I largely came of political age during Ford's short but important administration. His Presidential career would have been more impressive except for two mistakes, one of them necessary, both of them premature.

Pardoning Nixon is the one everyone will be mentioning. Yet I see that, and even saw it then, as a needed part of the healing we so badly needed. Just as sometimes some must die that others might live, Nixon needed to live, in a sense, so his legacy of divisiveness could die. I would have preferred more openness in the process, and to have that pardon come after actual indictments had been handed down, but I've never believed there was a quid pro quo in the deal. Rather, it seemed that Ford, long a conciliatory Congressman, simply did what he thought was right. Unlike the current occupant of the White House, nobody died for his mistake.

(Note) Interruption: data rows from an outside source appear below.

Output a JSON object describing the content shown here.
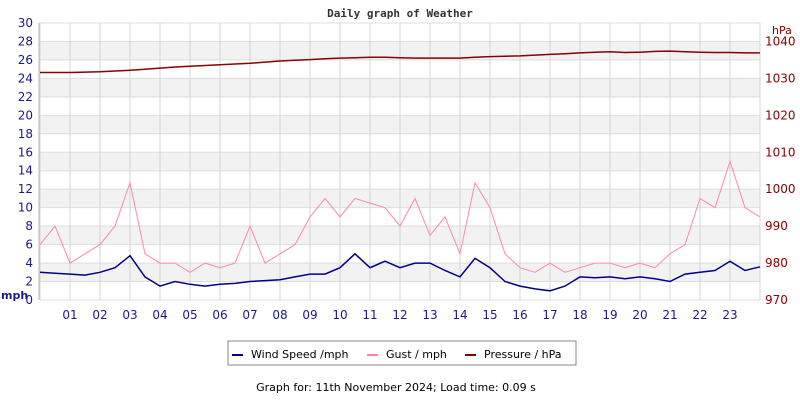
{
  "chart_data": {
    "type": "line",
    "title": "Daily graph of Weather",
    "ylabel_left": "mph",
    "ylabel_right": "hPa",
    "xlim": [
      0,
      24
    ],
    "ylim_left": [
      0,
      30
    ],
    "ylim_right": [
      970,
      1045
    ],
    "x_ticks": [
      "01",
      "02",
      "03",
      "04",
      "05",
      "06",
      "07",
      "08",
      "09",
      "10",
      "11",
      "12",
      "13",
      "14",
      "15",
      "16",
      "17",
      "18",
      "19",
      "20",
      "21",
      "22",
      "23"
    ],
    "y_ticks_left": [
      "0",
      "2",
      "4",
      "6",
      "8",
      "10",
      "12",
      "14",
      "16",
      "18",
      "20",
      "22",
      "24",
      "26",
      "28",
      "30"
    ],
    "y_ticks_right": [
      "970",
      "980",
      "990",
      "1000",
      "1010",
      "1020",
      "1030",
      "1040"
    ],
    "grid": true,
    "legend_position": "bottom",
    "x_hours": [
      0,
      0.5,
      1,
      1.5,
      2,
      2.5,
      3,
      3.5,
      4,
      4.5,
      5,
      5.5,
      6,
      6.5,
      7,
      7.5,
      8,
      8.5,
      9,
      9.5,
      10,
      10.5,
      11,
      11.5,
      12,
      12.5,
      13,
      13.5,
      14,
      14.5,
      15,
      15.5,
      16,
      16.5,
      17,
      17.5,
      18,
      18.5,
      19,
      19.5,
      20,
      20.5,
      21,
      21.5,
      22,
      22.5,
      23,
      23.5,
      24
    ],
    "series": [
      {
        "name": "Wind Speed /mph",
        "color": "#00008b",
        "axis": "left",
        "values": [
          3,
          2.9,
          2.8,
          2.7,
          3,
          3.5,
          4.8,
          2.5,
          1.5,
          2,
          1.7,
          1.5,
          1.7,
          1.8,
          2,
          2.1,
          2.2,
          2.5,
          2.8,
          2.8,
          3.5,
          5,
          3.5,
          4.2,
          3.5,
          4,
          4,
          3.2,
          2.5,
          4.5,
          3.5,
          2,
          1.5,
          1.2,
          1,
          1.5,
          2.5,
          2.4,
          2.5,
          2.3,
          2.5,
          2.3,
          2,
          2.8,
          3,
          3.2,
          4.2,
          3.2,
          3.6
        ]
      },
      {
        "name": "Gust / mph",
        "color": "#ff88aa",
        "axis": "left",
        "values": [
          6,
          8,
          4,
          5,
          6,
          8,
          12.7,
          5,
          4,
          4,
          3,
          4,
          3.5,
          4,
          8,
          4,
          5,
          6,
          9,
          11,
          9,
          11,
          10.5,
          10,
          8,
          11,
          7,
          9,
          5,
          12.7,
          10,
          5,
          3.5,
          3,
          4,
          3,
          3.5,
          4,
          4,
          3.5,
          4,
          3.5,
          5,
          6,
          11,
          10,
          15,
          10,
          9
        ]
      },
      {
        "name": "Pressure / hPa",
        "color": "#8b0000",
        "axis": "right",
        "values": [
          1031.6,
          1031.6,
          1031.6,
          1031.7,
          1031.8,
          1032,
          1032.2,
          1032.5,
          1032.8,
          1033.1,
          1033.3,
          1033.5,
          1033.7,
          1033.9,
          1034.1,
          1034.4,
          1034.7,
          1034.9,
          1035.1,
          1035.3,
          1035.5,
          1035.6,
          1035.7,
          1035.7,
          1035.6,
          1035.5,
          1035.5,
          1035.5,
          1035.5,
          1035.7,
          1035.9,
          1036,
          1036.1,
          1036.3,
          1036.5,
          1036.7,
          1036.9,
          1037.1,
          1037.2,
          1037,
          1037.1,
          1037.3,
          1037.4,
          1037.2,
          1037.1,
          1037,
          1037,
          1036.9,
          1036.9
        ]
      }
    ]
  },
  "footer": "Graph for: 11th November 2024; Load time: 0.09 s"
}
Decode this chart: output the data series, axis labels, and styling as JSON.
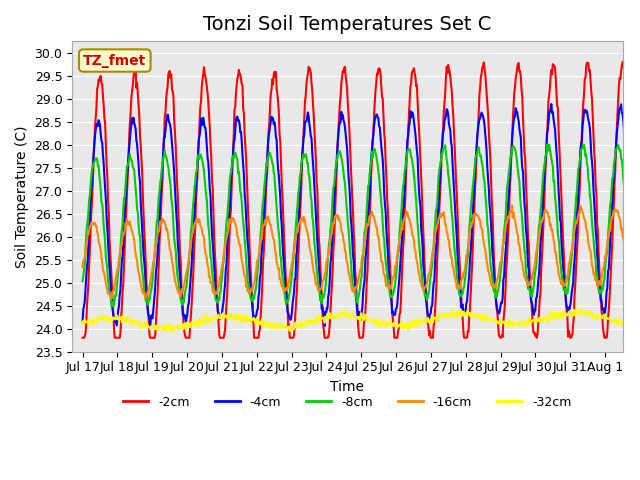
{
  "title": "Tonzi Soil Temperatures Set C",
  "xlabel": "Time",
  "ylabel": "Soil Temperature (C)",
  "ylim": [
    23.5,
    30.25
  ],
  "n_days": 16,
  "xtick_labels": [
    "Jul 17",
    "Jul 18",
    "Jul 19",
    "Jul 20",
    "Jul 21",
    "Jul 22",
    "Jul 23",
    "Jul 24",
    "Jul 25",
    "Jul 26",
    "Jul 27",
    "Jul 28",
    "Jul 29",
    "Jul 30",
    "Jul 31",
    "Aug 1"
  ],
  "series": [
    {
      "label": "-2cm",
      "color": "#ff0000",
      "lw": 1.5
    },
    {
      "label": "-4cm",
      "color": "#0000ff",
      "lw": 1.5
    },
    {
      "label": "-8cm",
      "color": "#00cc00",
      "lw": 1.5
    },
    {
      "label": "-16cm",
      "color": "#ff8800",
      "lw": 1.5
    },
    {
      "label": "-32cm",
      "color": "#ffff00",
      "lw": 1.5
    }
  ],
  "legend_box_label": "TZ_fmet",
  "legend_box_facecolor": "#ffffcc",
  "legend_box_edgecolor": "#aa8800",
  "bg_color": "#e8e8e8",
  "fig_bg_color": "#ffffff",
  "title_fontsize": 14,
  "axis_fontsize": 10,
  "tick_fontsize": 9
}
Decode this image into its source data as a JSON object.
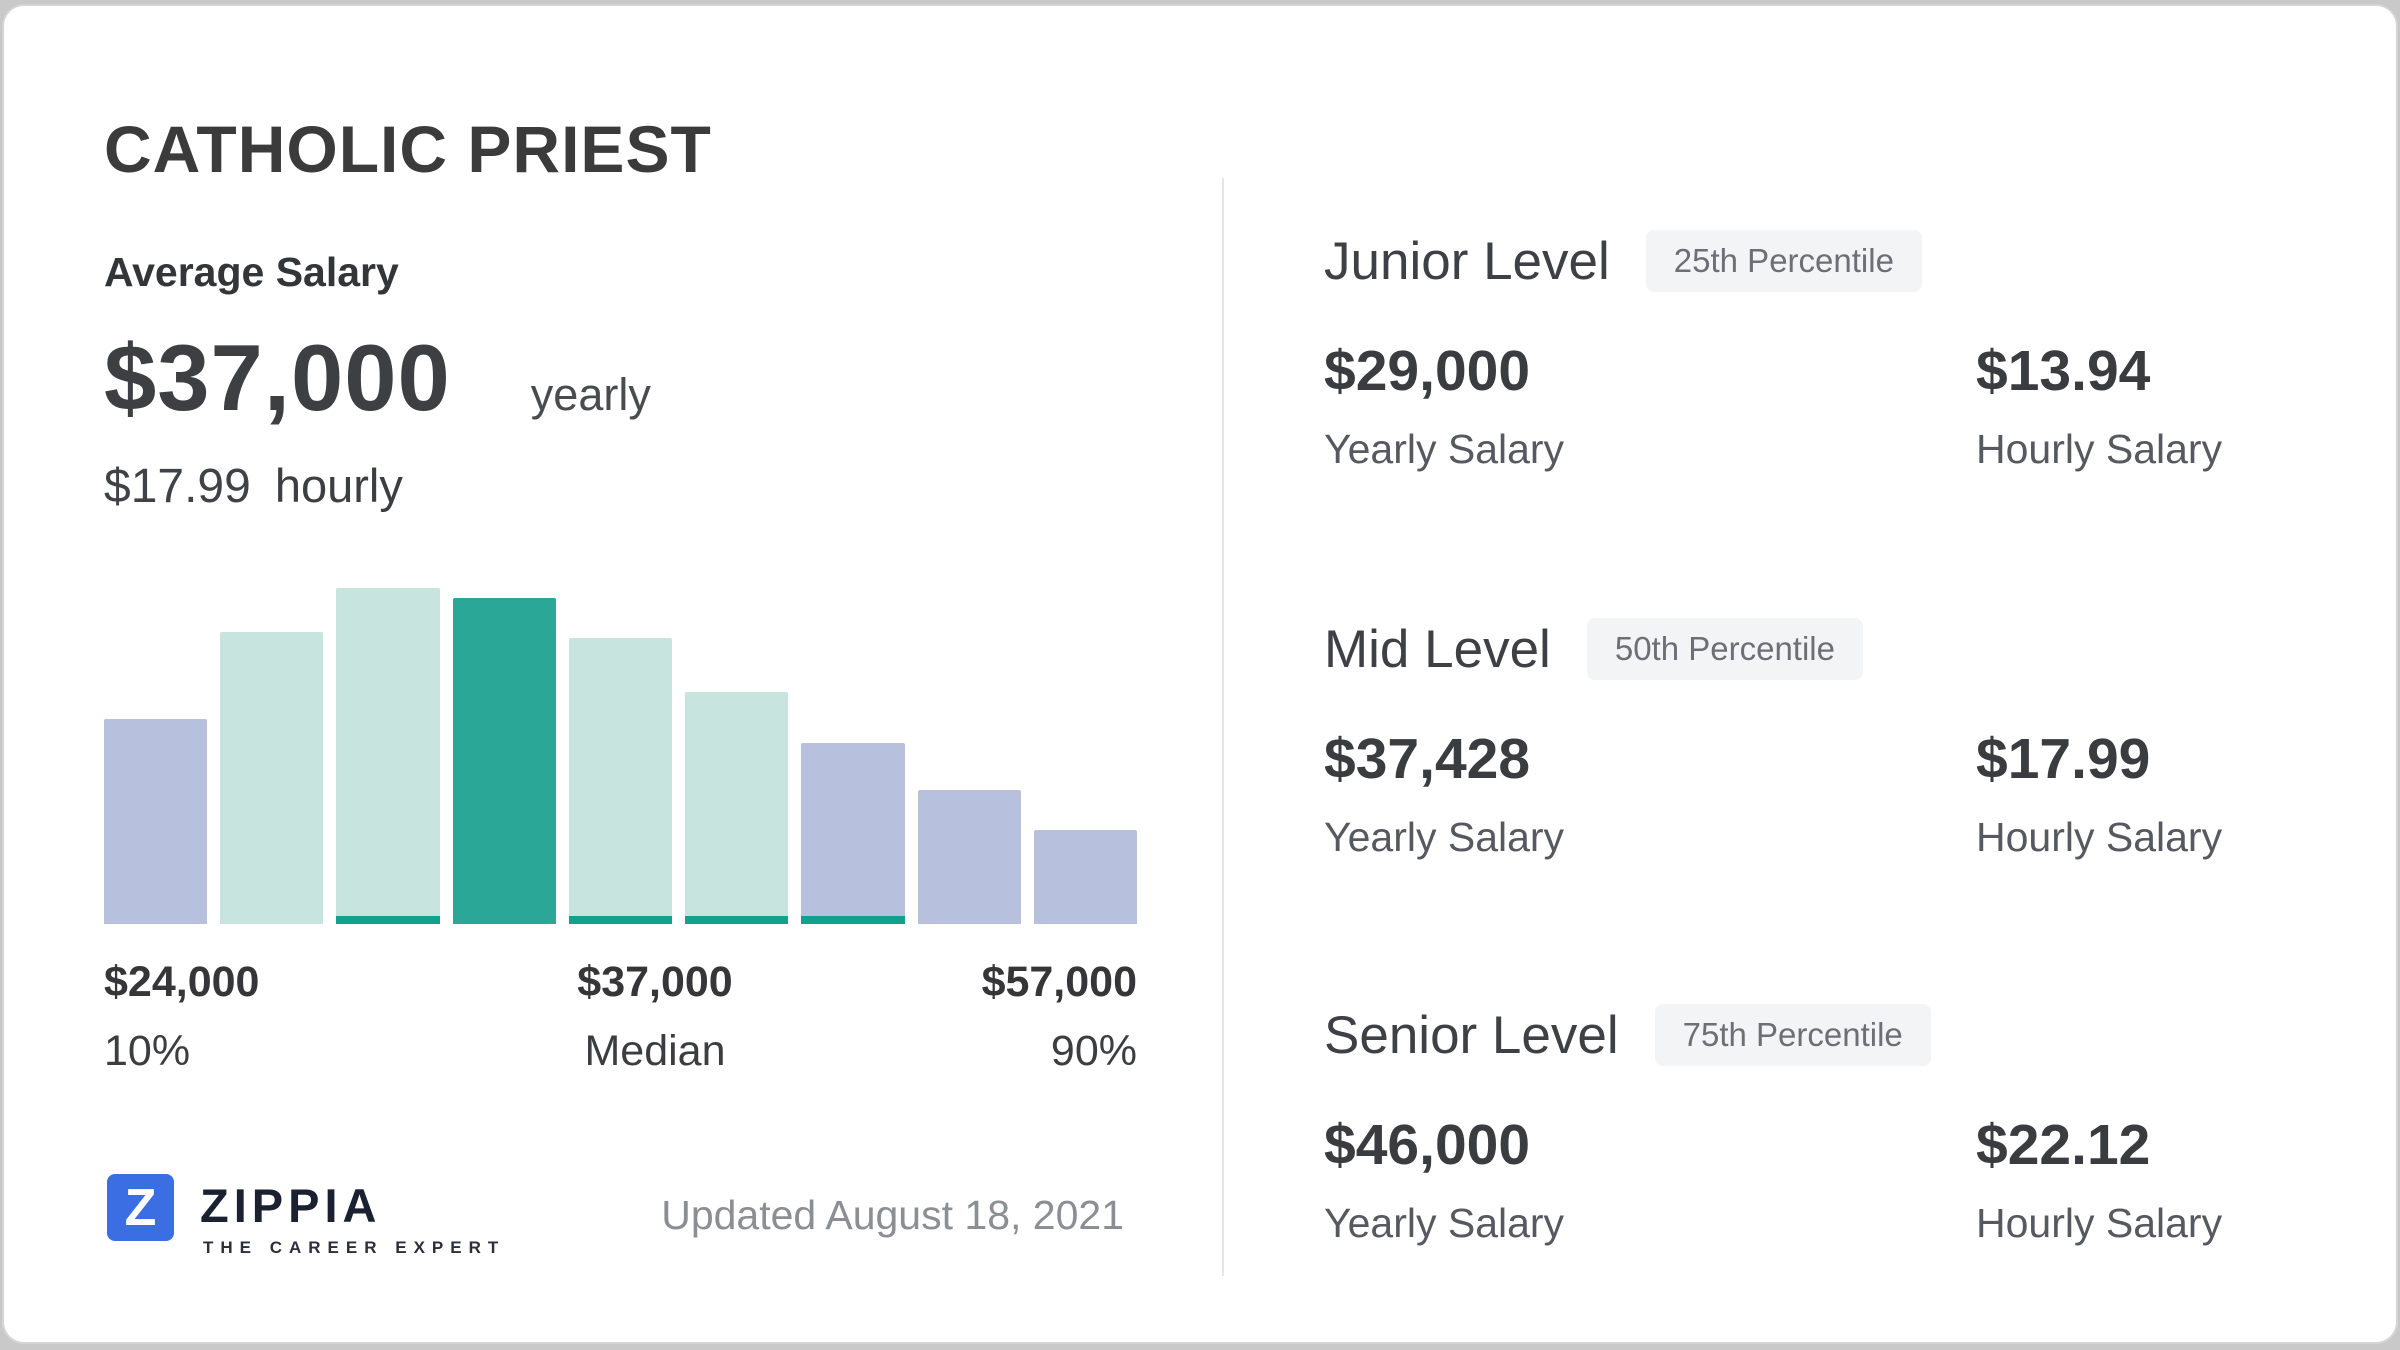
{
  "title": "CATHOLIC PRIEST",
  "average": {
    "label": "Average Salary",
    "yearly_value": "$37,000",
    "yearly_unit": "yearly",
    "hourly_value": "$17.99",
    "hourly_unit": "hourly"
  },
  "chart_data": {
    "type": "bar",
    "title": "Catholic Priest salary distribution",
    "categories": [
      "b1",
      "b2",
      "b3",
      "b4",
      "b5",
      "b6",
      "b7",
      "b8",
      "b9"
    ],
    "values_relative": [
      0.61,
      0.87,
      1.0,
      0.97,
      0.85,
      0.69,
      0.54,
      0.4,
      0.28
    ],
    "bar_color_keys": [
      "lavender",
      "teal_light",
      "teal_light",
      "teal_dark",
      "teal_light",
      "teal_light",
      "lavender",
      "lavender",
      "lavender"
    ],
    "bottom_stripe": [
      false,
      false,
      true,
      false,
      true,
      true,
      true,
      false,
      false
    ],
    "median_bar_index": 3,
    "grid": false,
    "x_annotations": [
      {
        "value": "$24,000",
        "tag": "10%",
        "position": "left"
      },
      {
        "value": "$37,000",
        "tag": "Median",
        "position": "center"
      },
      {
        "value": "$57,000",
        "tag": "90%",
        "position": "right"
      }
    ],
    "xlabel": "",
    "ylabel": ""
  },
  "colors": {
    "lavender": "#b7c0dc",
    "teal_light": "#c7e4df",
    "teal_dark": "#2aa797",
    "stripe": "#12a18c",
    "zippia_blue": "#3a6ee2",
    "divider": "#e5e6e8",
    "badge_bg": "#f3f4f6"
  },
  "footer": {
    "brand": "ZIPPIA",
    "brand_letter": "Z",
    "tagline": "THE CAREER EXPERT",
    "updated": "Updated August 18, 2021"
  },
  "levels": [
    {
      "name": "Junior Level",
      "percentile": "25th Percentile",
      "yearly_value": "$29,000",
      "yearly_label": "Yearly Salary",
      "hourly_value": "$13.94",
      "hourly_label": "Hourly Salary"
    },
    {
      "name": "Mid Level",
      "percentile": "50th Percentile",
      "yearly_value": "$37,428",
      "yearly_label": "Yearly Salary",
      "hourly_value": "$17.99",
      "hourly_label": "Hourly Salary"
    },
    {
      "name": "Senior Level",
      "percentile": "75th Percentile",
      "yearly_value": "$46,000",
      "yearly_label": "Yearly Salary",
      "hourly_value": "$22.12",
      "hourly_label": "Hourly Salary"
    }
  ]
}
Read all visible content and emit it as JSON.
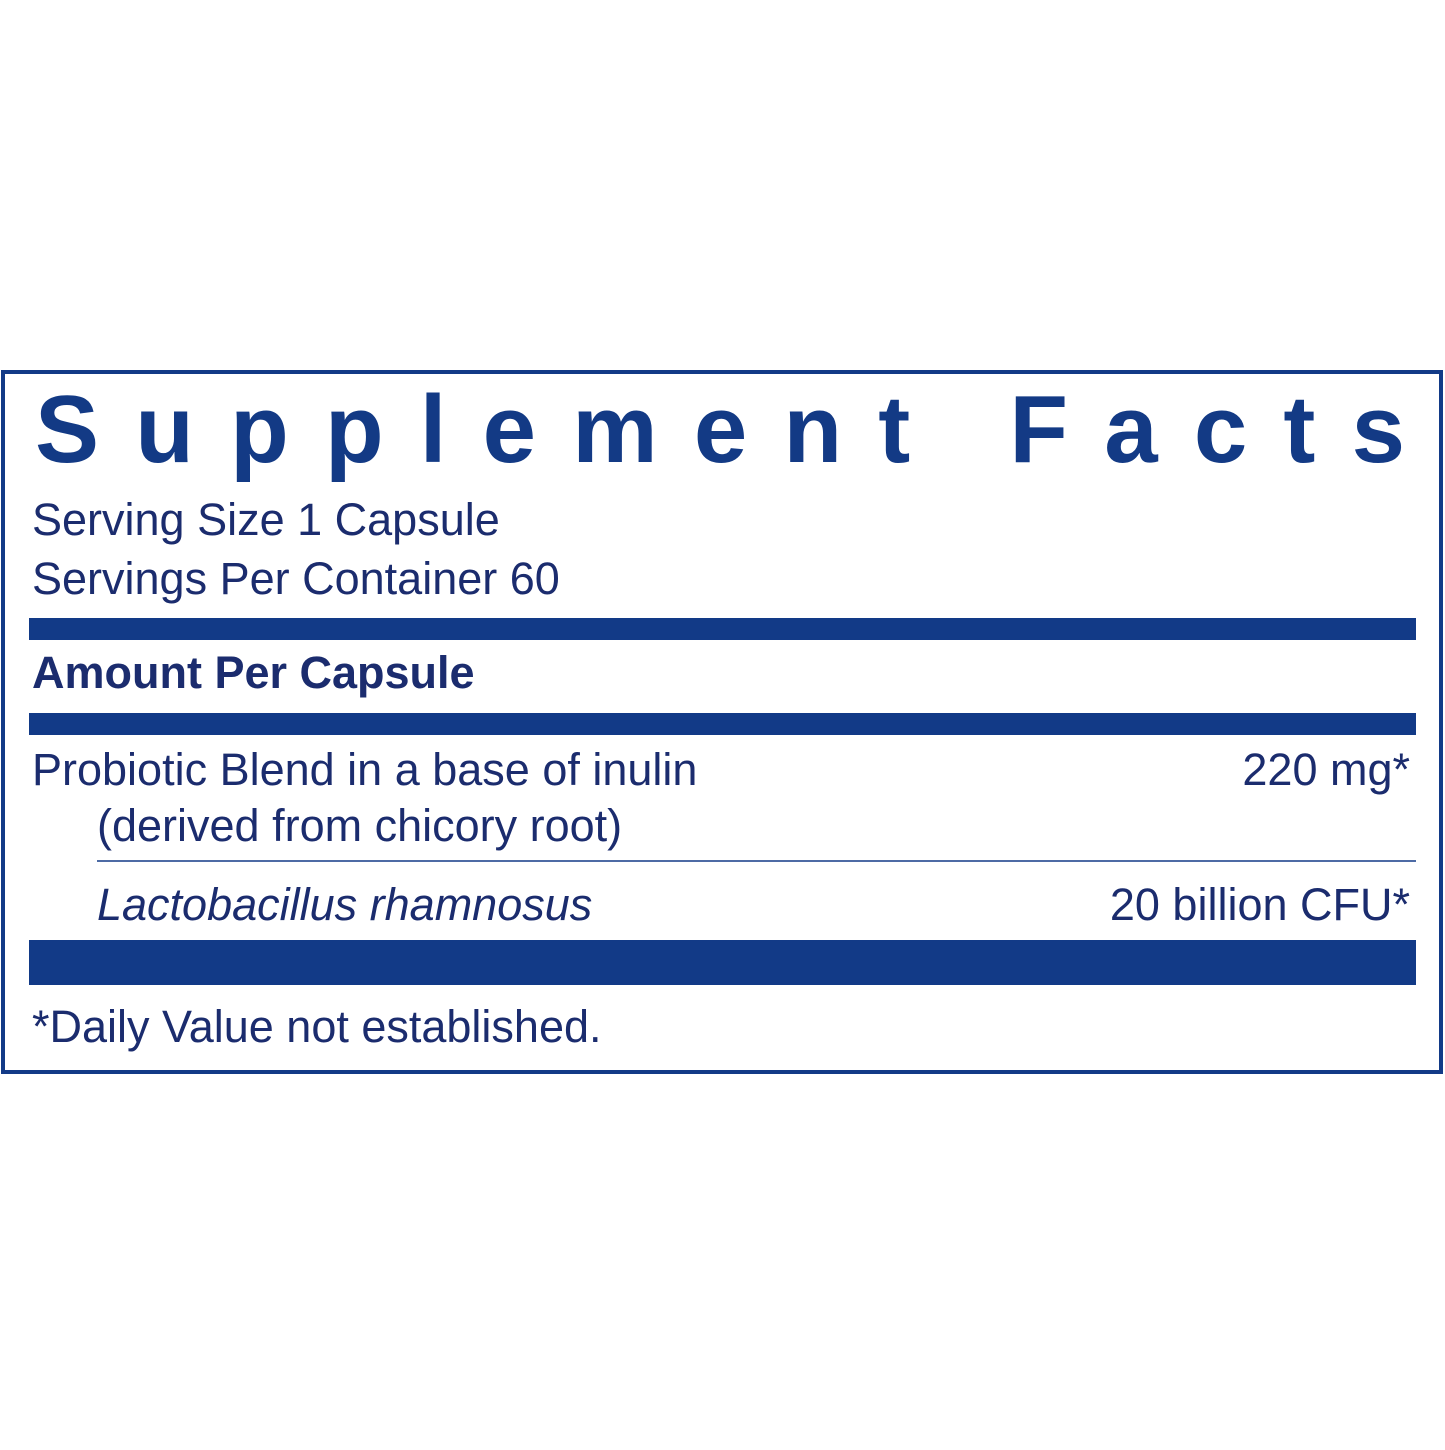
{
  "label": {
    "title": "Supplement Facts",
    "serving_size": "Serving Size 1 Capsule",
    "servings_per_container": "Servings Per Container 60",
    "amount_header": "Amount Per Capsule",
    "rows": [
      {
        "name": "Probiotic Blend in a base of inulin",
        "note": "(derived from chicory root)",
        "amount": "220 mg*"
      },
      {
        "name": "Lactobacillus rhamnosus",
        "amount": "20 billion CFU*"
      }
    ],
    "footnote": "*Daily Value not established."
  }
}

Ford's other negative legacy was in being merely ahead of his time in being the first President to act- sometimes literally- with constant knowledge of the television cameras being on him. Had he been a little more adept at it, or had he had a Karl Rove to mind him, he might have played it to his advantage, much as Reagan and Clinton did in their ascents. Instead, his airplane-climbing gaffes became the thing folks remembered him most for, even before Chevy Chase made them an even more comic foil in the first season of Saturday Night Live. Ford brought back the national debates that Nixon had shunned, and his verbal slip-up at one of them cost him much of the respect his career entitled him to. But even more than those efforts, he tried like nobody did before him- but like everyone has done since- to play to the cameras. Unfortunately, his writers and his sense of timing didn't work. His goofy "Whip Inflation Now" campaign, complete with WIN buttons, came across as a tacky advertising campaign. And when his press secretary, a former NBC reporter, hosted Saturday Night Live, his filmed intros should have gotten him points for being a good sport, but instead made him seem a bit more of a buffoon. That wasn't fair then, and I hope his legacy will rise above it now.

----

Friends of mine came up with the following parody right after the resignation. It's sung to the tune of the finale from Godspell:

Long live Agnew,
Long live Agnew,
Long live Agnew,
Nixon, too.

Preeeee-pare ye the way of Jerry Ford!
Preeeee-pare ye the way of Jerry Ford!

----

Finally, if my words, or theirs, weren't enough to express my genuine admiration for the healing he brought, I'll leave you with another guy left uncharacteristically speechless at the time: Garry Trudeau. For this was his strip from the morning after Nixon's resignation in August of 1974:




Hold that image in your mind. My hope is, you'll be thinking of it again about 755 days from now.